***

Надежда Хисметова
ДОМ С ЗАБИТЫМИ СТАВНЯМИ

“Только тебе, Надежда, решусь рассказать, что было со мной в юности, - растерянно

 начал свой рассказ мой сосед по столу в профилактории. - Сейчас мне шестьдесят

шесть годков, но до сих пор силушки хватает работать в кузнице. Видишь, какой я

мощный и кряжистый, а в пятнадцать лет, когда умерла моя мать, был я как

цыплёнок.

Считался самым маленьким из одноклассников. Мать умерла и оставила отцу четверых

детей. Я был самым старшим.

Отец только вернулся с войны. Женщин было много в деревне. Правильнее сказать, в

деревне жили одни женщины. Выбор оказался у отца большой. Но отец почему-то

женился на очень красивой молодой вдове из соседнего села.

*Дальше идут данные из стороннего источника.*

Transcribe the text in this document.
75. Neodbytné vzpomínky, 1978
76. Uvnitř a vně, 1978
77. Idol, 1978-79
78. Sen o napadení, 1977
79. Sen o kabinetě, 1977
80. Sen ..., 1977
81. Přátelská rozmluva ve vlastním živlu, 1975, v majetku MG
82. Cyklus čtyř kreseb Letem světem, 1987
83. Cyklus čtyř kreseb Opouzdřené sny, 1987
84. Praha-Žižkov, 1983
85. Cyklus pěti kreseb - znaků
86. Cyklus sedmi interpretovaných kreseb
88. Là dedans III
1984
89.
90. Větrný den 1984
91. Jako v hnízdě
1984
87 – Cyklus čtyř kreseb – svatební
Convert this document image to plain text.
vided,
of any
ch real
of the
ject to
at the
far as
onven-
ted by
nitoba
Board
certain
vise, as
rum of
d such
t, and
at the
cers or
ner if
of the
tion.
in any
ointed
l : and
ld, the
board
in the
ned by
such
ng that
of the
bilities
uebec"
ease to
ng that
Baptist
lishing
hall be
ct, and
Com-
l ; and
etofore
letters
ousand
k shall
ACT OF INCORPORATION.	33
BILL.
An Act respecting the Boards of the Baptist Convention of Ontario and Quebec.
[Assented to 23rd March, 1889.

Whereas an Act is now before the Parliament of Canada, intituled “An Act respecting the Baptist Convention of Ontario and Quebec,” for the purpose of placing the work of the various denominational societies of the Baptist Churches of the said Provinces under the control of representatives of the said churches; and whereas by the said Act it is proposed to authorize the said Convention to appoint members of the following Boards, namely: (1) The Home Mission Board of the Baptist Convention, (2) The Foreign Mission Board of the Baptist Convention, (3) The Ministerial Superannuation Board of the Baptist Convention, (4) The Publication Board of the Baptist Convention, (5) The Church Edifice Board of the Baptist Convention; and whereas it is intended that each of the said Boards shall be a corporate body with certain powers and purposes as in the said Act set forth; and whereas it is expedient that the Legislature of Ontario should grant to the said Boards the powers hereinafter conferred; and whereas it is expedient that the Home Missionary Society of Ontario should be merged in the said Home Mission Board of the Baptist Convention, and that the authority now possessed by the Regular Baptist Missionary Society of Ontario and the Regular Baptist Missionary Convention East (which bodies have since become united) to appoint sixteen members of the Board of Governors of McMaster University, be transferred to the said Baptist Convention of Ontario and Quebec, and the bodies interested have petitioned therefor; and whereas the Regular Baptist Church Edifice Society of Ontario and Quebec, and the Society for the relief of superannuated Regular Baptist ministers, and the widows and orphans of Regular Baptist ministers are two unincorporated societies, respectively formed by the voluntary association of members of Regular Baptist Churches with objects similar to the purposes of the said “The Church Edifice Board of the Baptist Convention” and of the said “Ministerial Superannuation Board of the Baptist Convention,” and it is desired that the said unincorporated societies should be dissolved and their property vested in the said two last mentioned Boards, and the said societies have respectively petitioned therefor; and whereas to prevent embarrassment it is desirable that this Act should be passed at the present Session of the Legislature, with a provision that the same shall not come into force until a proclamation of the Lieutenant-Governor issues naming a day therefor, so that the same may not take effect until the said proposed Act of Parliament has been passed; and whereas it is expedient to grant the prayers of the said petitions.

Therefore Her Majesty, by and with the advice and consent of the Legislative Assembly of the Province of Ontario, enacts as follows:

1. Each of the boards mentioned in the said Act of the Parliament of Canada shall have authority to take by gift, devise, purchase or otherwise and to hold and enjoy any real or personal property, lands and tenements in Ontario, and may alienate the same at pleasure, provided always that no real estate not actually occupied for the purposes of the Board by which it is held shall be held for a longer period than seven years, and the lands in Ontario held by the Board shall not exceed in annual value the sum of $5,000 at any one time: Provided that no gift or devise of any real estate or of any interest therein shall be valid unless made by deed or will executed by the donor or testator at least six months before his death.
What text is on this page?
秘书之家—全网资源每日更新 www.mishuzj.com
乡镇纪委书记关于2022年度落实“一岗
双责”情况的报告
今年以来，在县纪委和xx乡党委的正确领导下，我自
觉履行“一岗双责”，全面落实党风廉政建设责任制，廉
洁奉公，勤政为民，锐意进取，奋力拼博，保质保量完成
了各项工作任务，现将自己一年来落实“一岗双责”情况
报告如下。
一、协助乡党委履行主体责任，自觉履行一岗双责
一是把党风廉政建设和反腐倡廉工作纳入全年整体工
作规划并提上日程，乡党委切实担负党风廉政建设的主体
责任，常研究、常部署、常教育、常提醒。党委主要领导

Это село находилось от нас недалеко. Всего восемь километров пути по большаку.

Село имело больницу, среднюю школу, библиотеку, магазин. Я туда бегал каждый день

 в школу. Иногда приносил по пути продукты из магазина. Мне нравилась папина

жена, но она почему-то невзлюбила меня. Только я сяду подле неё на кухне, как она

 сразу найдёт мне какую-нибудь работу во дворе.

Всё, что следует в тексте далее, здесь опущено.